The passenger seatback actually tilted forward.
“Ah… sss…”
As the backrest leaned, the pressure pinning Genevieve’s body eased. In her dazed state, she let out a faint, instinctive sound.
Her face was ghost-white.
Blood was smeared across her chest. There was a split in her scalp too, and thick, sticky blood had run everywhere, making the whole scene look brutal enough to make anyone’s scalp go numb.
After dragging her out, Booth dropped to the ground with a thud.
Genevieve lay flat on her back, unconscious. Her breathing was weak, barely there, but her vital signs were still stable for now.
“The first-aid kit… in the trunk…”
Government vehicles were usually stocked with emergency medical supplies in case something went sideways.
Right now, that was exactly what Booth needed.
This crash had happened because the brakes failed.
But even so, Booth had carried the guilt for a whole lifetime.
After learning the real cause of Genevieve’s death, he’d gone to a doctor friend whenever he had time and learned emergency treatment bit by bit. Since he knew she had died from a rib piercing the lung, he’d specifically studied the small surgical procedure for handling that kind of injury.
He had practiced it over and over, countless times.
He just never thought there would actually come a day when he’d have to use it for real.
His hand shook as he reached out.
Booth pressed his lips together, held his breath, and started undoing the buttons on Genevieve’s clothes.
Then he removed her bra.
He had to use the knife to slice open the skin about three inches below Genevieve Blackwood’s armpit, then drain the fluid out through the tube.
“Tss…”
Booth Sterling sucked in a sharp breath.

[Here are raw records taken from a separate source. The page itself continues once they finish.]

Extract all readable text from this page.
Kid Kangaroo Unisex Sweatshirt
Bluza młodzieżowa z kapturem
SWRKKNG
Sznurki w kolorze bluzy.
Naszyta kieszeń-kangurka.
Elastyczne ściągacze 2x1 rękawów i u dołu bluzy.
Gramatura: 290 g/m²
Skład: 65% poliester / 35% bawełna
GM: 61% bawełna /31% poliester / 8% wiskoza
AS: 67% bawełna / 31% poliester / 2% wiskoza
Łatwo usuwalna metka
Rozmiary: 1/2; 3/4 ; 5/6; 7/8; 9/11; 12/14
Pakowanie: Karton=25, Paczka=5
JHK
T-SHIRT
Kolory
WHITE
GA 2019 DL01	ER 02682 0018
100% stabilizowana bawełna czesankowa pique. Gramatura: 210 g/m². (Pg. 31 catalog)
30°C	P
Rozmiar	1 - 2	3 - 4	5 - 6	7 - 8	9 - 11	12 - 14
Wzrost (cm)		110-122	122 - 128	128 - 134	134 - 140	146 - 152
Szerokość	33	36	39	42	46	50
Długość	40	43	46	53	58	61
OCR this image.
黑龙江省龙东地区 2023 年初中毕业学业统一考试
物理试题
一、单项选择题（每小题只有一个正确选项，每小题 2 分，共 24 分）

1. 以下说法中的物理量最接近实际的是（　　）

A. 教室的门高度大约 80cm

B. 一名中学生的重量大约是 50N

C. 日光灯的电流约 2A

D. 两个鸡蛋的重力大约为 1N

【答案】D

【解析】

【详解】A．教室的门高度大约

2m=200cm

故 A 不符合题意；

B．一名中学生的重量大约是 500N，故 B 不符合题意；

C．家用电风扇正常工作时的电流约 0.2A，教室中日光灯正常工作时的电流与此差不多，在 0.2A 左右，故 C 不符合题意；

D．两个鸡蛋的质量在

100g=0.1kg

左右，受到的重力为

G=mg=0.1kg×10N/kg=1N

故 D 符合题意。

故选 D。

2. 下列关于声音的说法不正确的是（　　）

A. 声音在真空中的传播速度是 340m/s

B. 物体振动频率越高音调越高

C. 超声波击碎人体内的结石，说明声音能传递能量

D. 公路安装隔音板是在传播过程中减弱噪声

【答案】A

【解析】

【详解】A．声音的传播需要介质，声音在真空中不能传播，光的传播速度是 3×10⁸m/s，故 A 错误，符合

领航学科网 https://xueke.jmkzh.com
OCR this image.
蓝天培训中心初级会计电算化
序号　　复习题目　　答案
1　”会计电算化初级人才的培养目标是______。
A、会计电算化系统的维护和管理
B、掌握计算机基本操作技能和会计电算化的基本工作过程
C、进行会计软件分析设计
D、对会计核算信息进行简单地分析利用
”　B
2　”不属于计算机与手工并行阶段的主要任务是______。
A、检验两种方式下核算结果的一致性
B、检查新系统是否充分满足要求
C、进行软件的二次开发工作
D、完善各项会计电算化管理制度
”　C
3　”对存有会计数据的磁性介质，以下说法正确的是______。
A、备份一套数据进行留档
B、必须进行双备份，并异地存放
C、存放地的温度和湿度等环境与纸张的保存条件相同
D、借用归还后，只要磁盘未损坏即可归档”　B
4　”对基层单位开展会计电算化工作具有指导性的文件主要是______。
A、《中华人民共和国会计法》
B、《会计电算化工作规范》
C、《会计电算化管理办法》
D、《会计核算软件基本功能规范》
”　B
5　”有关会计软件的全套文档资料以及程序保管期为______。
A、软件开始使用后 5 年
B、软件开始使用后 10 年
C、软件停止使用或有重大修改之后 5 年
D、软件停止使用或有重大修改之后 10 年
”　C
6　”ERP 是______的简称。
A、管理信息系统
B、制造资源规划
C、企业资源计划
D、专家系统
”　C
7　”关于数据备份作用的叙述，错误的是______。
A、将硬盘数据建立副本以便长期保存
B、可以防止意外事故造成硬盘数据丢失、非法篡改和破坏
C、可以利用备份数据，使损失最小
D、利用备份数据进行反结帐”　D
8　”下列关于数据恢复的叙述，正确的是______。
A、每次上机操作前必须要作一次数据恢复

In front of him, it wasn’t just blood anymore—there was that blinding patch of pale skin too.
Her skin was soft and smooth, almost absurdly fair, like fresh milk. It was the kind of sight that could mess with a man’s focus in a split second.
Booth shut his eyes and drew a long breath, forcing himself to calm down. He pressed those stray thoughts back into place, then lifted the sterilized knife and got ready.
The blade came down and cut through that tender white skin.
Deputy District Chief Blackwood’s brows instantly pulled tight from the pain, and after a moment, her eyes slowly opened.